Fuelled by adrenaline now, I explained the situation as calmly as possible between clenched teeth, and the manager ushered me back to the front of the bank, where, apparently, the Gods of Business Banking carry out secret meetings inside the Grey Cubicles of Mystery. I was kindly instructed to add my name to the list of other people waiting to talk to the Gods of Business Banking and wait my turn. (Evidently, the Plebs of Personal Banking are not allowed to enter the holy sanctum. Business accounts can only be addressed in a Grey Cubicle of Mystery.)
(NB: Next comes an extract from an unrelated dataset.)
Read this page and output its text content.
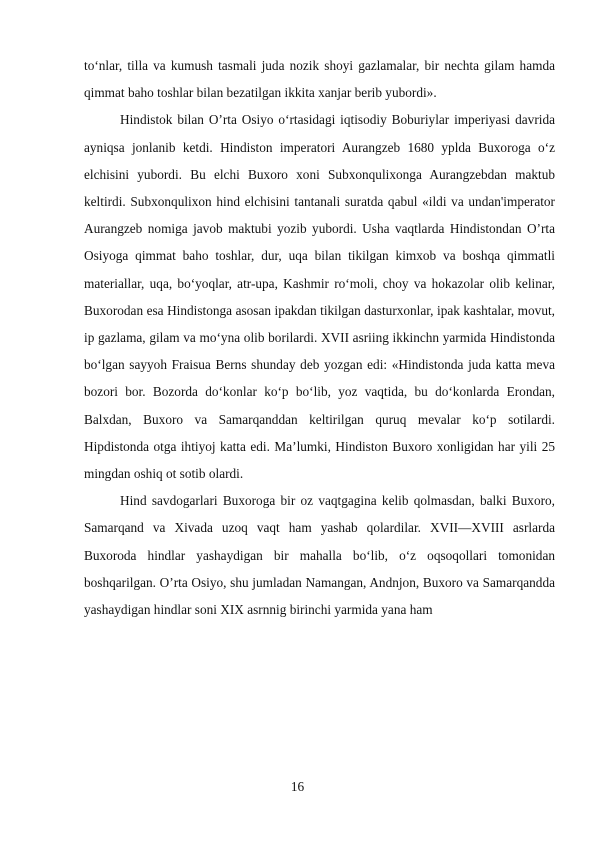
to‘nlar, tilla va kumush tasmali juda nozik shoyi gazlamalar, bir nechta gilam hamda qimmat baho toshlar bilan bezatilgan ikkita xanjar berib yubordi».

Hindistok bilan O’rta Osiyo o‘rtasidagi iqtisodiy Boburiylar imperiyasi davrida ayniqsa jonlanib ketdi. Hindiston imperatori Aurangzeb 1680 yplda Buxoroga o‘z elchisini yubordi. Bu elchi Buxoro xoni Subxonqulixonga Aurangzebdan maktub keltirdi. Subxonqulixon hind elchisini tantanali suratda qabul «ildi va undan'imperator Aurangzeb nomiga javob maktubi yozib yubordi. Usha vaqtlarda Hindistondan O’rta Osiyoga qimmat baho toshlar, dur, uqa bilan tikilgan kimxob va boshqa qimmatli materiallar, uqa, bo‘yoqlar, atr-upa, Kashmir ro‘moli, choy va hokazolar olib kelinar, Buxorodan esa Hindistonga asosan ipakdan tikilgan dasturxonlar, ipak kashtalar, movut, ip gazlama, gilam va mo‘yna olib borilardi. XVII asriing ikkinchn yarmida Hindistonda bo‘lgan sayyoh Fraisua Berns shunday deb yozgan edi: «Hindistonda juda katta meva bozori bor. Bozorda do‘konlar ko‘p bo‘lib, yoz vaqtida, bu do‘konlarda Erondan, Balxdan, Buxoro va Samarqanddan keltirilgan quruq mevalar ko‘p sotilardi. Hipdistonda otga ihtiyoj katta edi. Ma’lumki, Hindiston Buxoro xonligidan har yili 25 mingdan oshiq ot sotib olardi.

Hind savdogarlari Buxoroga bir oz vaqtgagina kelib qolmasdan, balki Buxoro, Samarqand va Xivada uzoq vaqt ham yashab qolardilar. XVII—XVIII asrlarda Buxoroda hindlar yashaydigan bir mahalla bo‘lib, o‘z oqsoqollari tomonidan boshqarilgan. O’rta Osiyo, shu jumladan Namangan, Andnjon, Buxoro va Samarqandda yashaydigan hindlar soni XIX asrnnig birinchi yarmida yana ham

16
Step Six: I was eventually ushered into a Cubicle of Mystery, where a Business Banking Goddess offered to help me. She frowned at my UK driving license and asked 20 questions about my place of birth. Yes, I am American. Yes I live here. Yes, I OCCASIONALLY visit America. Only occasionally. No, I do not live there. Yes I HAVE lived there, just not anymore. (I was born there, remember?)
She would need approval from the manager to make a transfer, since I was not UK born. (I wanted to remind her that she herself was obviously not UK born either, if her Middle Eastern accent was any clue, but I thought better of it. One red button pushed in a day is my limit.)
At long, long last, I had Manager Approval to move money from MY OWN BANK ACCOUNT to MY OTHER OWN BANK ACCOUNT. “For this service,” my foreign-born Bank Goddess reminded me, “there will be a fee of £10…”
Telephone banking would have been free.
Internet banking would have been free (curse you, evil internet key and your evil dark magic!).
To talk to the Goddess of Banking in a Grey Cubicle of Mystery and practically undergo a cavity search on account of my American-ness, it cost me a tenner. Seriously. I could not make this up, I really couldn’t.At the end of the day, this shrew was eventually tamed. She paid her fees and made the transfer, thanked the Goddess of Banking and waved goodbye to the bank manager, who had assumed bouncer duty outside the Cubicle of Mystery.
A sushi lunch and 4 pair of shoes later, I was a new woman.
- Featured image: Liz Taylor in “The Taming of the Shrew.” I looked EXACTLY like that. (Except for the cleavage – whoah!)